While WordPress, or templated, sites is not the right solution for every business. For the micro-business, kitchen table business, pint sized business, solopreneur, or whatever you want to call your small business, it can be the best solution to getting your business on the web when you don’t have a big budget.
Irene Diamond, RT, "Tour Guide To Biz Success" says
Would you please let us know what the draw-backs of using WP are? I’ve heard they’re easy to get hacked…
Also, please briefly explain the advantages b’tween wp.org and wp.com
Appreciate it, and thanks for all your insight!
Hi Irene, thanks for your questions.
There is no solution that is fail proof or fool proof, especially when it comes to the internet. WordPress is included in that.

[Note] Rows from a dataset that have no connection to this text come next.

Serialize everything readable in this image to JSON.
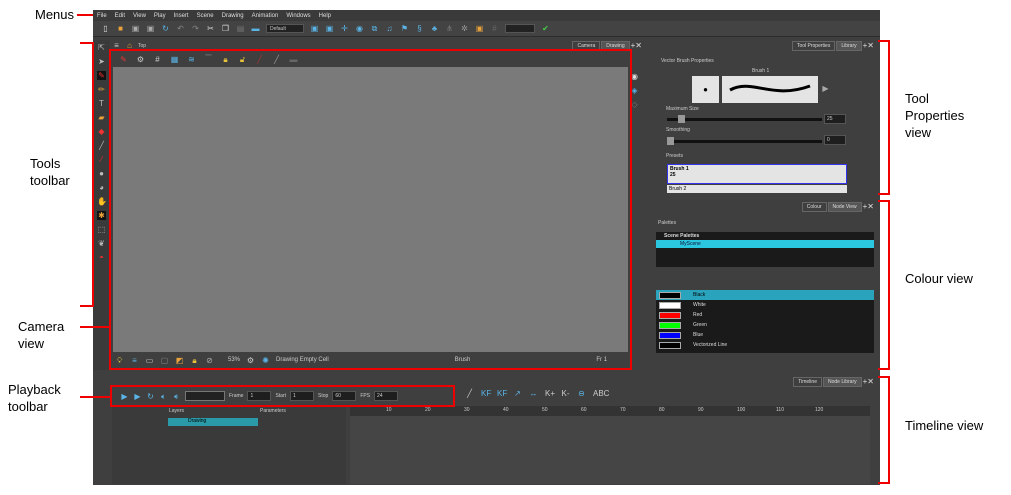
{
  "annotations": {
    "menus": "Menus",
    "tools": "Tools toolbar",
    "camera": "Camera view",
    "playback": "Playback toolbar",
    "toolprops": "Tool Properties view",
    "colour": "Colour view",
    "timeline": "Timeline view"
  },
  "menu": [
    "File",
    "Edit",
    "View",
    "Play",
    "Insert",
    "Scene",
    "Drawing",
    "Animation",
    "Windows",
    "Help"
  ],
  "toolbar": {
    "workspace": "Default"
  },
  "camera": {
    "breadcrumb": "Top",
    "tabs": [
      "Camera",
      "Drawing"
    ],
    "zoom": "53%",
    "cell": "Drawing Empty Cell",
    "tool": "Brush",
    "frame": "Fr 1"
  },
  "toolprops": {
    "tabs": [
      "Tool Properties",
      "Library"
    ],
    "group": "Vector Brush Properties",
    "brush": "Brush 1",
    "max_size_label": "Maximum Size",
    "max_size": "25",
    "smoothing_label": "Smoothing",
    "smoothing": "0",
    "presets_label": "Presets",
    "presets": [
      {
        "name": "Brush 1",
        "size": "25"
      },
      {
        "name": "Brush 2"
      }
    ],
    "max_size_fraction": 0.08,
    "smoothing_fraction": 0.0
  },
  "colour": {
    "tabs": [
      "Colour",
      "Node View"
    ],
    "palettes_label": "Palettes",
    "scene_palettes": "Scene Palettes",
    "palette": "MyScene",
    "swatches": [
      {
        "name": "Black",
        "color": "#000000"
      },
      {
        "name": "White",
        "color": "#ffffff"
      },
      {
        "name": "Red",
        "color": "#ff0000"
      },
      {
        "name": "Green",
        "color": "#00ff00"
      },
      {
        "name": "Blue",
        "color": "#0000ff"
      },
      {
        "name": "Vectorized Line",
        "color": "#000000"
      }
    ]
  },
  "playback": {
    "frame_label": "Frame",
    "frame": "1",
    "start_label": "Start",
    "start": "1",
    "stop_label": "Stop",
    "stop": "60",
    "fps_label": "FPS",
    "fps": "24"
  },
  "timeline": {
    "tabs": [
      "Timeline",
      "Node Library"
    ],
    "layers_label": "Layers",
    "parameters_label": "Parameters",
    "layer": "Drawing",
    "ticks": [
      "10",
      "20",
      "30",
      "40",
      "50",
      "60",
      "70",
      "80",
      "90",
      "100",
      "110",
      "120"
    ]
  }
}
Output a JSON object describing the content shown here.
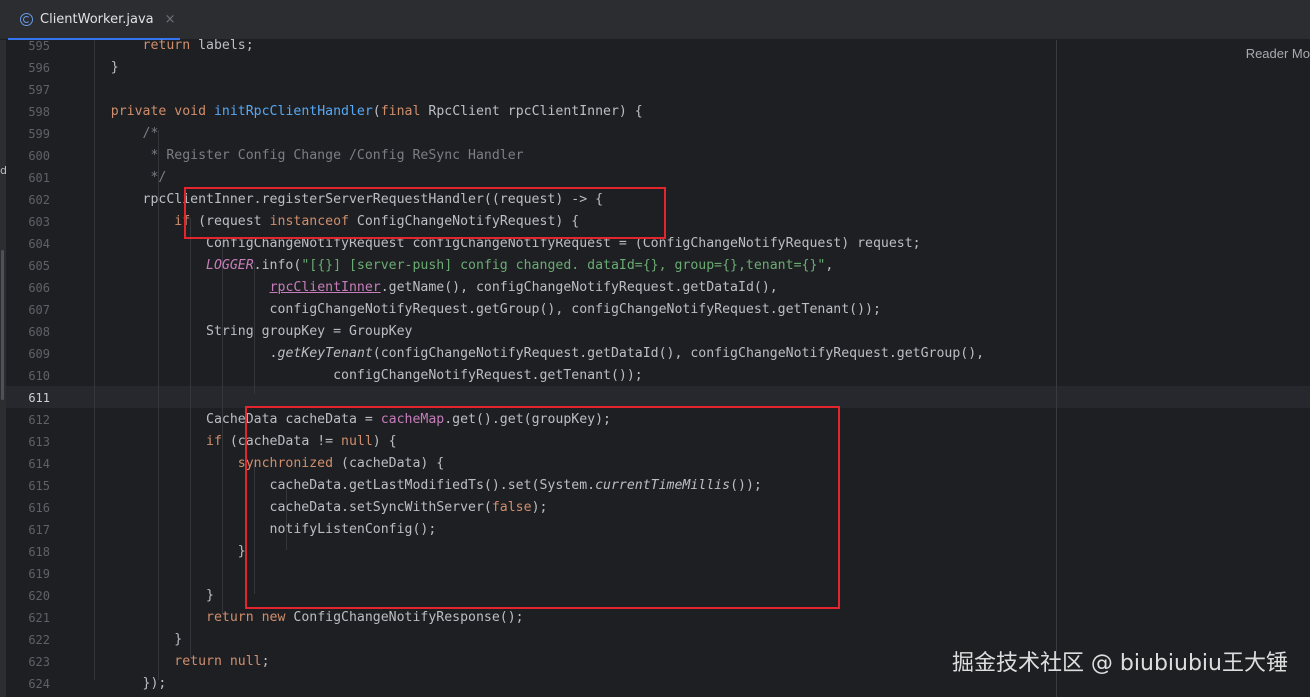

So, I’ll answer your second question first: what is the difference between .org and .com? The answer, from Wordpres, is this:
The advantage of the .com site is that Automattic takes care of keeping the latest version of WP installed, they take care of security, and it’s free. The disadvantage to the .com is: you can only install the themes they have available, you are limited in which plugins you can install. (Plugins are like tiny apps that run in the background and do things like create my contact form, put the ‘tweet this’ button up, run automatic backups and such). This can limit how much functionality you get with your site.
The advantage of the .org is, you get the full set of features, themes, and plugins available to WP. The disadvantage is: you have to keep these things updated yourself, you have to know how to install the software (WP has great instructions or you can hire me, of course), and you have to resolve any issues caused by plugins that have bugs.
Now, on to the security and getting hacked. Frankly, any website can get hacked, and WP is no exception. I had someone call because their Joomla website got hacked (Joomla is another website software similar to WP). There are steps you can take to make it more difficult to hack your WP site: have a strong login password and a username other than “admin”, keep the WP and plugins updated (this is very easy to do via WP admin page), and a few other tricks that are a little too technical to explain here. You should also log into your hosting account and check your logs for unusual activity. I found a German site trying some crap on one of my websites, so I simply blocked that IP from being able to see the website.